Kai sat back, chest heaving, staring at the monster caged in front of him. The reason he'd fallen into the pit was now chained behind Omen walls. For once, he didn't feel triumph. Just tired.
---
They rolled out fast. The convoy pushed through the Lawless City's rotting streets, whispers chasing them as news spread like wildfire. Stray, Shadowborn, and Renn had dragged down the Ghoul.
When they reached the Russian-controlled airfield, the night air stank of fuel and smoke. Cargo planes hunched under floodlights while crews hauled crates up steel ramps.
As Kai stood watching, lighting one of his endless cigarettes, Renn plucked it right out of his mouth. She drew deep, exhaling with a laugh. "You're going to give me as many as I can hold, Stray. Cigarettes cost more than bullets here."
Kai grunted but didn't argue. He lit another.
The loading began. Not weapons this time, but contraband that mattered: bundles of medical supplies, crates of dried herbs, sealed bags of weed wrapped in black plastic. Things the clans in Zone Alpha would pay through the nose for.

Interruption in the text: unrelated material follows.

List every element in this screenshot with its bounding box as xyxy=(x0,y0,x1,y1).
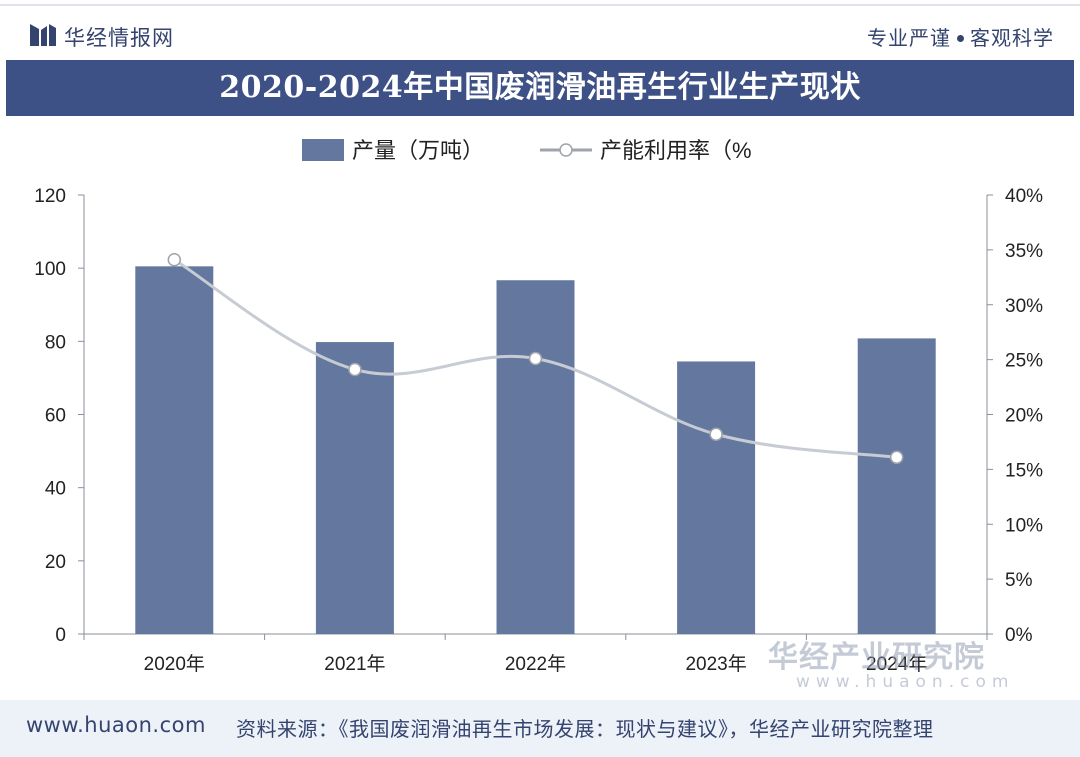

Things they needed to keep their fractured territories stable.
Renn slapped the side of a crate as it was rolled up the ramp. "Four customers waiting in Alpha. You'd better believe they'll line up quick."
Matt adjusted the chains on the Ghoul's reinforced cage. The monster twitched but stayed under, locked down by the MA88 cocktail running through his veins.
Alboro barked a command. The Russians shouted back, engines roaring awake. The plane rattled, heavy with smoke, sedatives, and deals that would ripple across zones.
Kai strapped in, staring out a tiny porthole as the Lawless City shrank beneath them—neon and ruin dwindling into a smear of light.
He exhaled slow, weary smoke curling in the air.
And just like that, we left the Lawless City. As legends.